Needless to say, he was right; we didn’t start home until 5 o’clock which meant we were right smack in the middle of the quittin’ time traffic which always adds a bit of spice to one’s life. As if we needed that in our already paranoid condition traveling bumper to bumper going 65 miles an hour. Not to worry, along with the signs that said “fines double for speeding in work zones” we found ourselves warned by additional signs that cautioned us that if needed we were to make room for emergency vehicles so that they could swoop in and cart off the remains of the injured as well as their vehicles. It didn’t take too much to arrive at the conclusion that there was a reason for said signs which fact was born out by slow downs caused by two separate serious accidents before we had gone fifteen of the 230 miles we needed to travel to get home and delayed us by a good hour.
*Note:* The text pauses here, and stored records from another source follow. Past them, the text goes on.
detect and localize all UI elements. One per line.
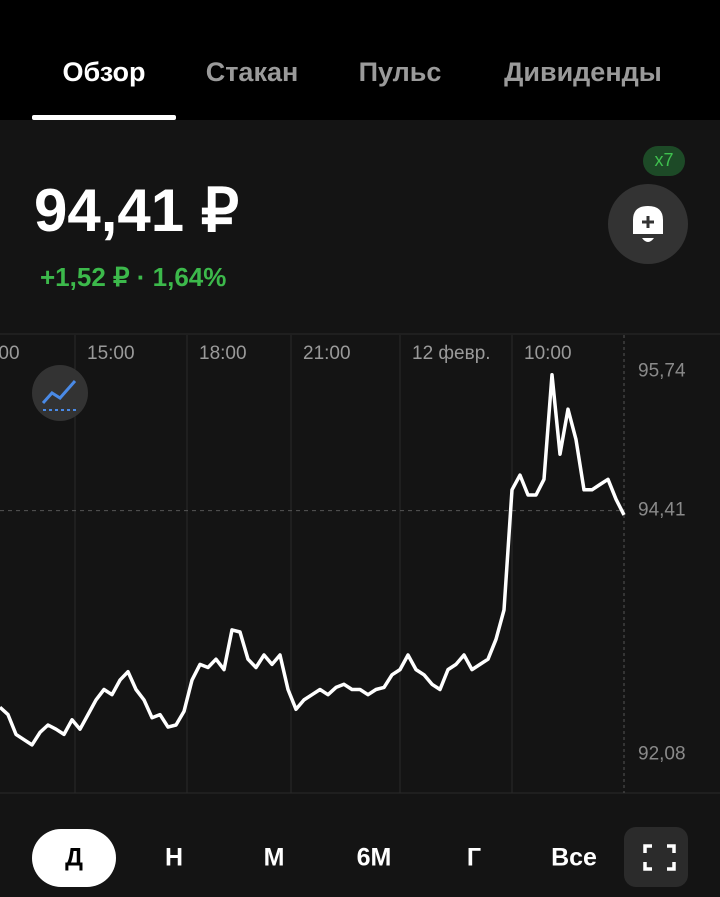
bell-plus [642,216,654,228]
badge-bg [643,146,685,176]
price-line-series [0,372,626,747]
tab[interactable]: Пульс [359,57,442,87]
period-button[interactable]: Г [467,844,481,872]
price-change: +1,52 ₽ · 1,64% [40,262,226,292]
x-tick-label: 18:00 [199,343,247,364]
tab-bar [0,0,720,120]
x-tick-label: 12 февр. [412,343,491,364]
period-button[interactable]: Все [551,844,597,872]
indicator-icon [41,380,77,405]
tab[interactable]: Дивиденды [504,57,662,87]
tab[interactable]: Стакан [206,57,299,87]
badge: x7 [654,150,673,170]
expand-button[interactable] [624,827,688,887]
expand-icon [643,844,676,871]
tab-underline [32,115,176,120]
x-tick-label: 12:00 [0,343,20,364]
x-tick-label: 15:00 [87,343,135,364]
y-tick-label: 94,41 [638,500,686,521]
x-tick-label: 10:00 [524,343,572,364]
y-tick-label: 92,08 [638,743,686,764]
period-active [32,829,116,887]
indicator-button[interactable] [32,365,88,421]
price: 94,41 ₽ [34,177,239,244]
tab[interactable]: Обзор [62,57,145,87]
period-button[interactable]: 6М [357,844,392,872]
period-button[interactable]: Д [65,844,83,872]
y-tick-label: 95,74 [638,361,686,382]
period-button[interactable]: Н [165,844,183,872]
period-button[interactable]: М [264,844,285,872]
x-tick-label: 21:00 [303,343,351,364]
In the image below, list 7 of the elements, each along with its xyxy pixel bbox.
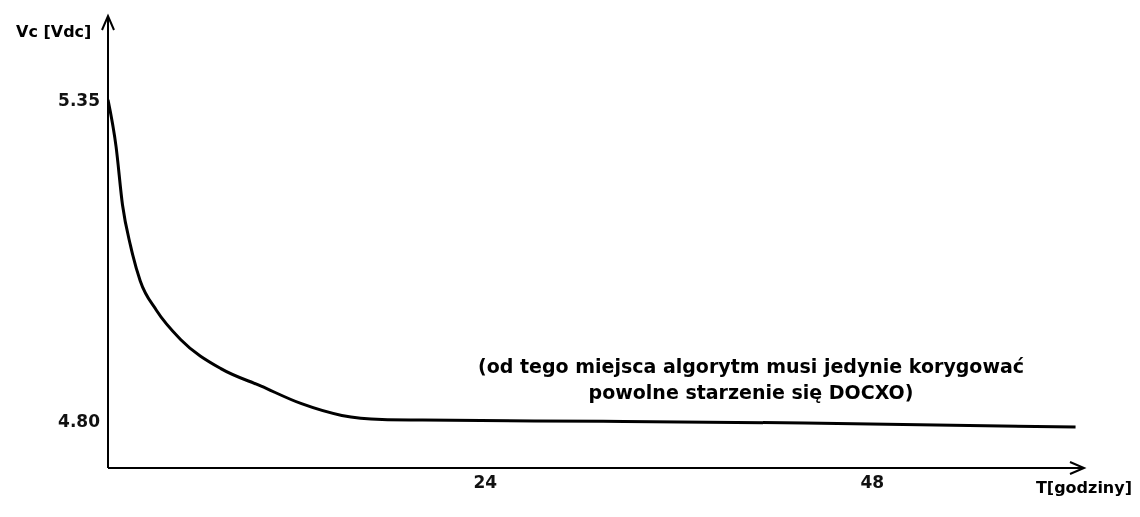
- annotation: (od tego miejsca algorytm musi jedynie korygować powolne starzenie się DOCXO): [478, 354, 1025, 405]
- y-tick-label: 4.80: [58, 411, 101, 432]
- y-axis-title: Vc [Vdc]: [16, 22, 92, 41]
- x-tick-label: 48: [860, 472, 885, 493]
- x-axis-title: T[godziny]: [1035, 478, 1132, 497]
- y-tick-label: 5.35: [58, 89, 100, 110]
- x-tick-label: 24: [473, 472, 498, 493]
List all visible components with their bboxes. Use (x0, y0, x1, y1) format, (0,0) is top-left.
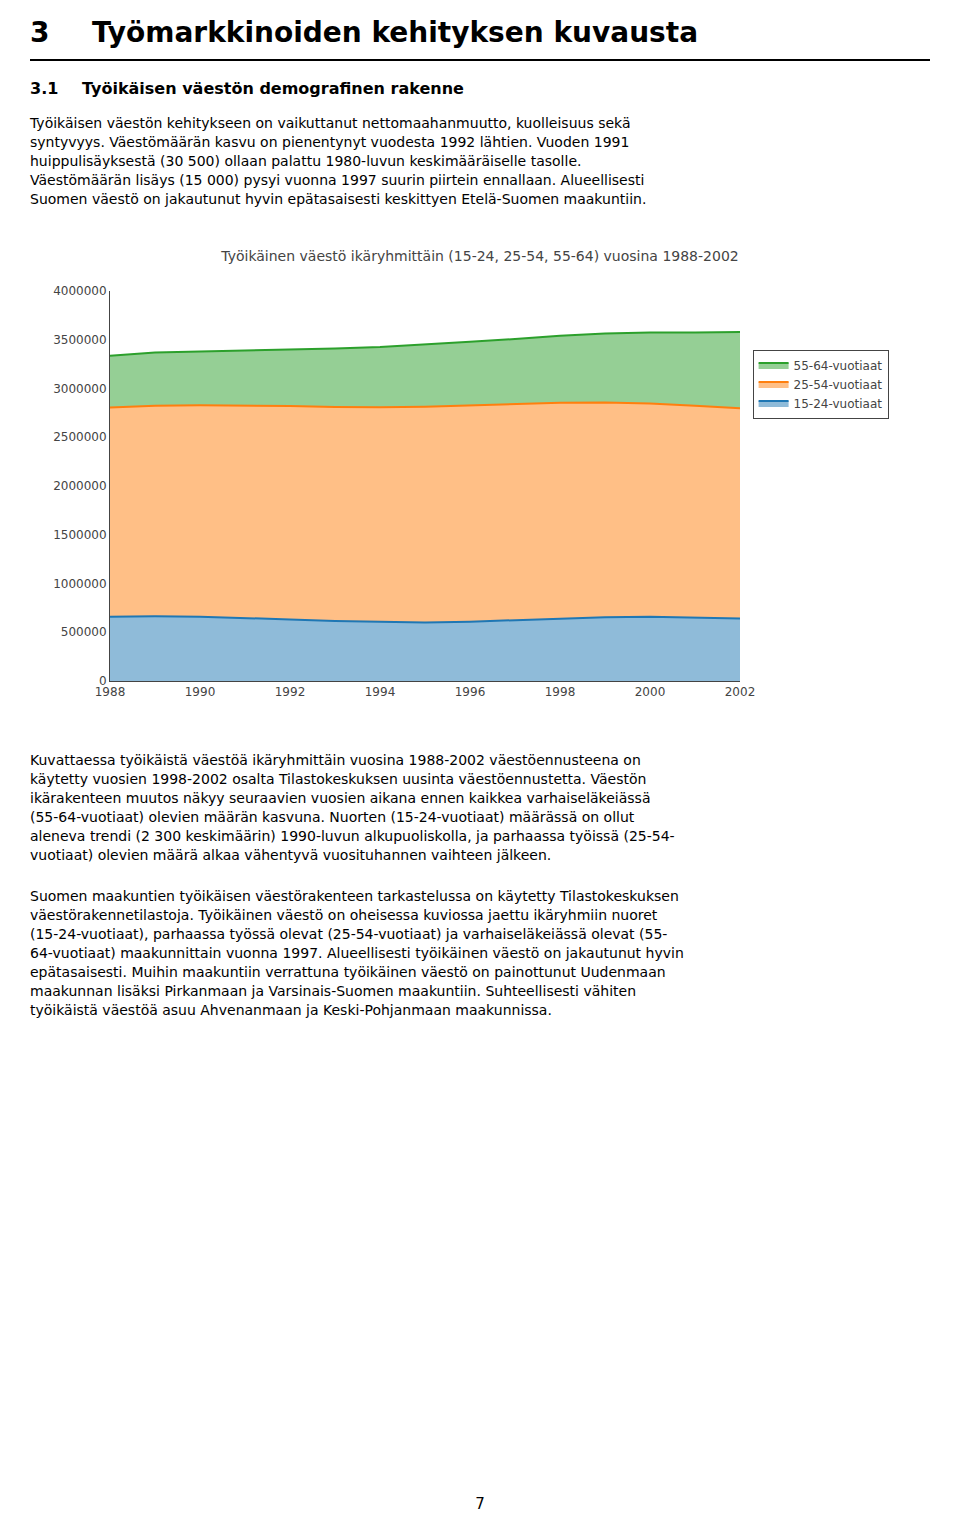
html-text:käytetty vuosien 1998-2002 osa: käytetty vuosien 1998-2002 osalta Tilast… (30, 771, 647, 787)
svg-text:1500000: 1500000 (53, 528, 106, 542)
html-text:3.1: 3.1 (30, 79, 59, 98)
svg-text:0: 0 (99, 674, 107, 688)
html-text:huippulisäyksestä (30 500) oll: huippulisäyksestä (30 500) ollaan palatt… (30, 153, 582, 169)
html-text:työikäistä väestöä asuu Ahvena: työikäistä väestöä asuu Ahvenanmaan ja K… (30, 1002, 552, 1018)
html-text:epätasaisesti. Muihin maakunti: epätasaisesti. Muihin maakuntiin verratt… (30, 964, 666, 980)
html-text:Väestömäärän lisäys (15 000) p: Väestömäärän lisäys (15 000) pysyi vuonn… (30, 172, 645, 188)
html-text:Suomen maakuntien työikäisen v: Suomen maakuntien työikäisen väestöraken… (30, 888, 679, 904)
svg-text:2002: 2002 (725, 685, 756, 699)
svg-text:55-64-vuotiaat: 55-64-vuotiaat (794, 359, 883, 373)
svg-text:4000000: 4000000 (53, 284, 106, 298)
html-text:(15-24-vuotiaat), parhaassa ty: (15-24-vuotiaat), parhaassa työssä oleva… (30, 926, 668, 942)
svg-text:1994: 1994 (365, 685, 396, 699)
html-text:7: 7 (475, 1495, 485, 1513)
html-text:64-vuotiaat) maakunnittain vuo: 64-vuotiaat) maakunnittain vuonna 1997. … (30, 945, 684, 961)
svg-text:15-24-vuotiaat: 15-24-vuotiaat (794, 397, 883, 411)
svg-text:1996: 1996 (455, 685, 486, 699)
html-text:Työmarkkinoiden kehityksen kuv: Työmarkkinoiden kehityksen kuvausta (92, 16, 698, 49)
svg-text:3000000: 3000000 (53, 382, 106, 396)
svg-text:2000: 2000 (635, 685, 666, 699)
svg-text:1992: 1992 (275, 685, 306, 699)
html-text:ikärakenteen muutos näkyy seur: ikärakenteen muutos näkyy seuraavien vuo… (30, 790, 651, 806)
svg-text:25-54-vuotiaat: 25-54-vuotiaat (794, 378, 883, 392)
html-text:Kuvattaessa työikäistä väestöä: Kuvattaessa työikäistä väestöä ikäryhmit… (30, 752, 641, 768)
html-text:3: 3 (30, 16, 50, 49)
svg-text:1990: 1990 (185, 685, 216, 699)
html-text:syntyvyys. Väestömäärän kasvu: syntyvyys. Väestömäärän kasvu on pienent… (30, 134, 630, 150)
svg-text:2000000: 2000000 (53, 479, 106, 493)
svg-text:Työikäinen väestö ikäryhmittäi: Työikäinen väestö ikäryhmittäin (15-24, … (220, 248, 738, 264)
svg-text:1988: 1988 (95, 685, 126, 699)
svg-text:1000000: 1000000 (53, 577, 106, 591)
svg-text:1998: 1998 (545, 685, 576, 699)
html-text:Työikäisen väestön kehitykseen: Työikäisen väestön kehitykseen on vaikut… (30, 115, 631, 131)
svg-text:3500000: 3500000 (53, 333, 106, 347)
html-text:aleneva trendi (2 300 keskimää: aleneva trendi (2 300 keskimäärin) 1990-… (30, 828, 675, 844)
html-text:Työikäisen väestön demografine: Työikäisen väestön demografinen rakenne (82, 79, 464, 98)
html-text:väestörakennetilastoja. Työikä: väestörakennetilastoja. Työikäinen väest… (30, 907, 658, 923)
html-text:maakunnan lisäksi Pirkanmaan j: maakunnan lisäksi Pirkanmaan ja Varsinai… (30, 983, 636, 999)
svg-text:500000: 500000 (61, 625, 107, 639)
svg-text:2500000: 2500000 (53, 430, 106, 444)
html-text:(55-64-vuotiaat) olevien määrä: (55-64-vuotiaat) olevien määrän kasvuna.… (30, 809, 635, 825)
html-text:Suomen väestö on jakautunut hy: Suomen väestö on jakautunut hyvin epätas… (30, 191, 647, 207)
html-text:vuotiaat) olevien määrä alkaa: vuotiaat) olevien määrä alkaa vähentyvä … (30, 847, 552, 863)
This was in addition to the accident right in front of us as we traveled north that morning that started out with a car that was traveling in the fast lane several cars ahead of us suddenly heading east across three lanes of traffic and then reversing direction and stopping right smack in front of where we were traveling in the middle lane. Fortunately, we as well as the traffic behind us were able to slow down or stop as there could have well been multiple collisions. This allowed us all to continue on our way without further ado except for the ones who pulled over to help. You can’t tell me we didn’t have a guardian angel or two watching over us as we traveled!

We switched drivers at Payson and I drove the rest of the way home even though the last several hours were in the dark. Thank goodness there was a lot of moonlight! We arrived home by ten p.m. heaving a sigh of relief that once more we had successfully run the gauntlet between hither and yon. One of the things MGH and I always say to each other as we pull the car into our garage, no matter where that garage has been located is, “One more time.” One more time to have made it safely home after facing the perils of the road as we ensconce ourselves in the coffins on wheels we call cars and go merrily on our way—talk about faith!

I thought MGH husband would fall asleep at some point because it had been a long day but this didn’t happen. He read until it became too dark and then he sang to me his favorite songs about the moon. I loved it!